Every `*-ocp` component carries values that define the operator's Custom Resource spec. The structure varies per operator but mirrors the upstream Helm chart values for cross-service consistency:

```yaml
name: <cr-instance-name>
# Operator-specific configuration — flat keys (no `spec.` prefix); the
# template maps them into the CR `spec`. Keys match the upstream Helm chart
# values where applicable, e.g. an override is `--set gpuoperatorocp:driver.rdma.enabled=false`.
driver:
  rdma:
    enabled: true
```

The actual values files live in `recipes/components/<component>/values.yaml`, with optional service/intent-specific overrides named `values-<service>[-<intent>].yaml` (e.g., `values-eks-training.yaml`).
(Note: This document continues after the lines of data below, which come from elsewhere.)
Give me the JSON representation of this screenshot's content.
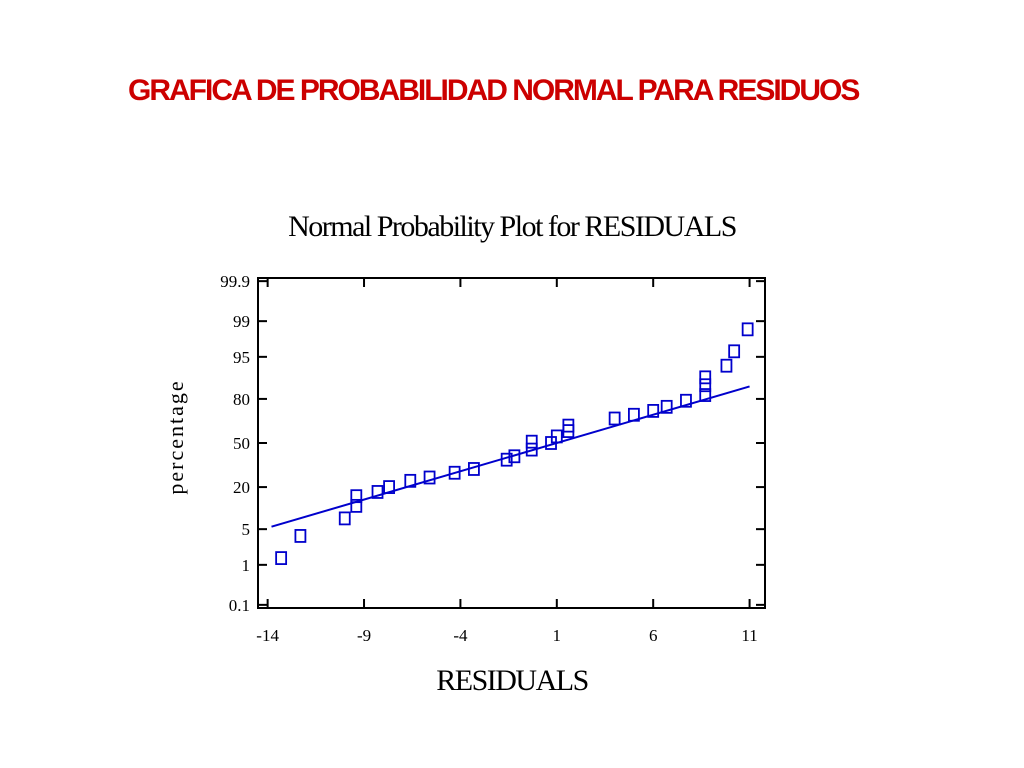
{
  "slide": {
    "title": "GRAFICA DE PROBABILIDAD NORMAL PARA RESIDUOS",
    "title_color": "#cc0000"
  },
  "chart_data": {
    "type": "scatter",
    "title": "Normal Probability Plot for RESIDUALS",
    "xlabel": "RESIDUALS",
    "ylabel": "percentage",
    "x_ticks": [
      -14,
      -9,
      -4,
      1,
      6,
      11
    ],
    "x_tick_labels": [
      "-14",
      "-9",
      "-4",
      "1",
      "6",
      "11"
    ],
    "xlim": [
      -14.5,
      11.8
    ],
    "y_scale": "normal-probability",
    "y_ticks": [
      0.1,
      1,
      5,
      20,
      50,
      80,
      95,
      99,
      99.9
    ],
    "y_tick_labels": [
      "0.1",
      "1",
      "5",
      "20",
      "50",
      "80",
      "95",
      "99",
      "99.9"
    ],
    "ylim": [
      0.1,
      99.9
    ],
    "marker": "square",
    "color": "#0000cc",
    "grid": false,
    "points": [
      {
        "x": -13.3,
        "y": 1.4
      },
      {
        "x": -12.3,
        "y": 3.8
      },
      {
        "x": -10.0,
        "y": 7.5
      },
      {
        "x": -9.4,
        "y": 11.5
      },
      {
        "x": -9.4,
        "y": 15.5
      },
      {
        "x": -8.3,
        "y": 17.5
      },
      {
        "x": -7.7,
        "y": 20.0
      },
      {
        "x": -6.6,
        "y": 23.5
      },
      {
        "x": -5.6,
        "y": 25.5
      },
      {
        "x": -4.3,
        "y": 28.5
      },
      {
        "x": -3.3,
        "y": 31.0
      },
      {
        "x": -1.6,
        "y": 37.5
      },
      {
        "x": -1.2,
        "y": 40.0
      },
      {
        "x": -0.3,
        "y": 45.0
      },
      {
        "x": -0.3,
        "y": 51.0
      },
      {
        "x": 0.7,
        "y": 50.0
      },
      {
        "x": 1.0,
        "y": 55.0
      },
      {
        "x": 1.6,
        "y": 59.0
      },
      {
        "x": 1.6,
        "y": 63.0
      },
      {
        "x": 4.0,
        "y": 68.0
      },
      {
        "x": 5.0,
        "y": 70.5
      },
      {
        "x": 6.0,
        "y": 73.0
      },
      {
        "x": 6.7,
        "y": 75.5
      },
      {
        "x": 7.7,
        "y": 79.0
      },
      {
        "x": 8.7,
        "y": 82.0
      },
      {
        "x": 8.7,
        "y": 86.5
      },
      {
        "x": 8.7,
        "y": 89.5
      },
      {
        "x": 9.8,
        "y": 93.0
      },
      {
        "x": 10.2,
        "y": 96.0
      },
      {
        "x": 10.9,
        "y": 98.5
      }
    ],
    "fit_line": {
      "x": [
        -13.8,
        11.0
      ],
      "y": [
        5.5,
        86.0
      ]
    }
  }
}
Overlays reference these via `valuesFile` in `componentRefs`. The `gpu-operator-ocp` component currently ships only a base `values.yaml`; the `ocp-training` overlay carries no component value overrides.

## Overlay Structure

OCP overlays follow the standard base-plus-overlay inheritance pattern used by all AICR services:

```text
base.yaml → ocp.yaml → ocp-<intent>.yaml → ocp-<intent>-<platform>.yaml
```

The **base OCP overlay** (`ocp.yaml`) declares the OLM/CR component pairs for all operators supported on the platform and disables base components that are either replaced by OLM equivalents or not applicable to OpenShift (e.g., components managed natively by OCP or not yet supported).

**Intent overlays** (e.g., `ocp-training.yaml`) inherit from the base and apply workload-specific values overrides to operator CRs.


This hierarchy mirrors the overlay structure of other services (EKS, GKE, AKS) and supports the same composition mechanisms — base inheritance, intent specialization, and platform extensions.